Philip Hiersemenzel, spokesperson for the German energy storage project developer Younicos, is keen to point out that battery storage should be seen as complementary to diesel backup and a way to reduce the overall system’s reliance on diesel. In fact, without storage, says Hiersemenzel, renewables will not have the opportunity to reach their optimal level in an off-grid scenario.
“In far and away most of the hundred-plus cases we’ve looked at, the optimal renewable share leading the lowest cost per kWh is above 30%. Since you simply can’t get to that while you still have a diesel (gen-set) running, because of the diesel’s must-run requirement, you need the battery,” he comments.
The must-run requirement for big diesel generators is the key point here. Simply stopping and starting a heavy-duty gen-set whenever there’s a threat of a cloudy day is not an option if you want a long life for your investment. And if you do that, you aren’t going to want too much solar to swamp your system.
If instead you invest in energy storage to mop up excess solar energy, and use a more modest diesel set-up power (typically 20-40% of the overall energy produced, says Hiersemenzel), your operating costs will fall. So if the case is so strong, why isn’t there more storage being sold?
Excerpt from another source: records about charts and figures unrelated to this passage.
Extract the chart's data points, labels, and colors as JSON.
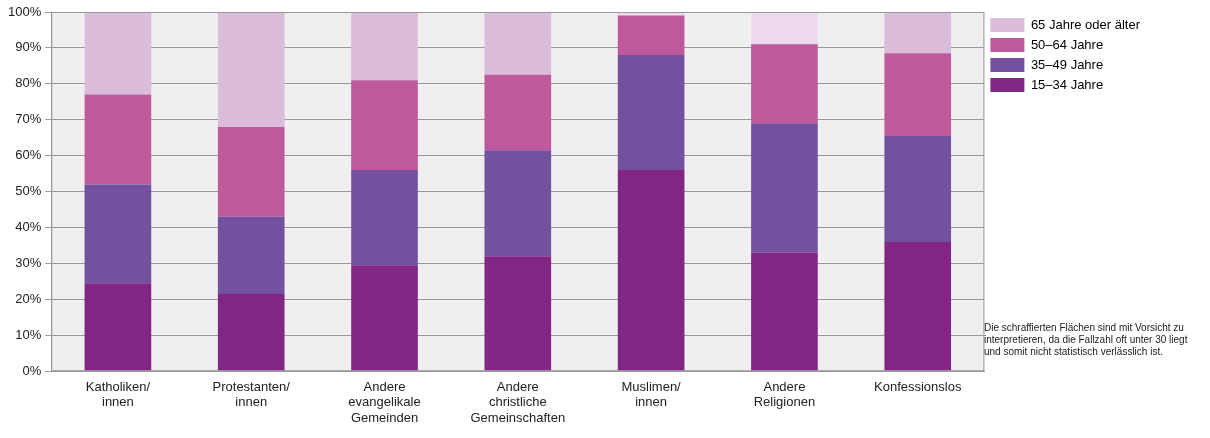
{
  "chart_data": {
    "type": "bar",
    "stacked": true,
    "categories": [
      "Katholiken/innen",
      "Protestanten/innen",
      "Andere evangelikale Gemeinden",
      "Andere christliche Gemeinschaften",
      "Muslimen/innen",
      "Andere Religionen",
      "Konfessionslos"
    ],
    "series": [
      {
        "name": "15–34 Jahre",
        "color": "#822686",
        "values": [
          24.5,
          21.5,
          29.5,
          32,
          56,
          33,
          36
        ]
      },
      {
        "name": "35–49 Jahre",
        "color": "#74519f",
        "values": [
          27.5,
          21.5,
          26.5,
          29.5,
          32,
          36,
          29.5
        ]
      },
      {
        "name": "50–64 Jahre",
        "color": "#be5a9c",
        "values": [
          25,
          25,
          25,
          21,
          11,
          22,
          23
        ]
      },
      {
        "name": "65 Jahre oder älter",
        "color": "#dbbcdb",
        "colors": [
          "#dbbcdb",
          "#dbbcdb",
          "#dbbcdb",
          "#dbbcdb",
          "#eddbed",
          "#eddbed",
          "#dbbcdb"
        ],
        "values": [
          23,
          32,
          19,
          17.5,
          1,
          9,
          11.5
        ]
      }
    ],
    "ylim": [
      0,
      100
    ],
    "yticks": [
      {
        "value": 0,
        "label": "0%"
      },
      {
        "value": 10,
        "label": "10%"
      },
      {
        "value": 20,
        "label": "20%"
      },
      {
        "value": 30,
        "label": "30%"
      },
      {
        "value": 40,
        "label": "40%"
      },
      {
        "value": 50,
        "label": "50%"
      },
      {
        "value": 60,
        "label": "60%"
      },
      {
        "value": 70,
        "label": "70%"
      },
      {
        "value": 80,
        "label": "80%"
      },
      {
        "value": 90,
        "label": "90%"
      },
      {
        "value": 100,
        "label": "100%"
      }
    ],
    "grid": "y",
    "legend": "top right",
    "annotations": [
      "Die schraffierten Flächen sind mit Vorsicht zu interpretieren, da die Fallzahl oft unter 30 liegt und somit nicht statistisch verlässlich ist."
    ]
  }
}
Hiersemenzel points to a lack of trust in energy storage technologies as being one of the big current barriers to storage making inroads to replacing diesel. He insists that when Younico's project on the island of Graciosa in the Azores comes online these doubts will be dispelled. To do so, it will have to fulfil its goal of increasing the energy generated by renewables from 15% today to a projected 65%.
Island micro-grids are the low-hanging fruit of the solar-plus-storage market. The costs of importing diesel by tanker are high – so solar can make big economic sense. Adding more renewables, such as bio-fuels and wind, to the mix, as on Graciosa, helps add stability to the system.
Tim Hennessey, COO and president of US energy storage company Imergy, also identifies “various parts of Africa or anywhere the grid is unreliable,” as currently being economically viable for solar-plus-storage over solar plus diesel. In fact, he said: “Battery storage solutions make sense in every emerging market. There is no emerging market where energy prices are low.”
Imergy has recently committed to delivering 1,000 vanadium redox flow batteries to be used by SunEdison as a solar-plus-storage offering in India, over the next three years. SunEdison says its goal is to install 5,000 systems over the next five years, with the intention of bringing power to 10 million people. According to Imergy, diesel backup will not be part of that deal.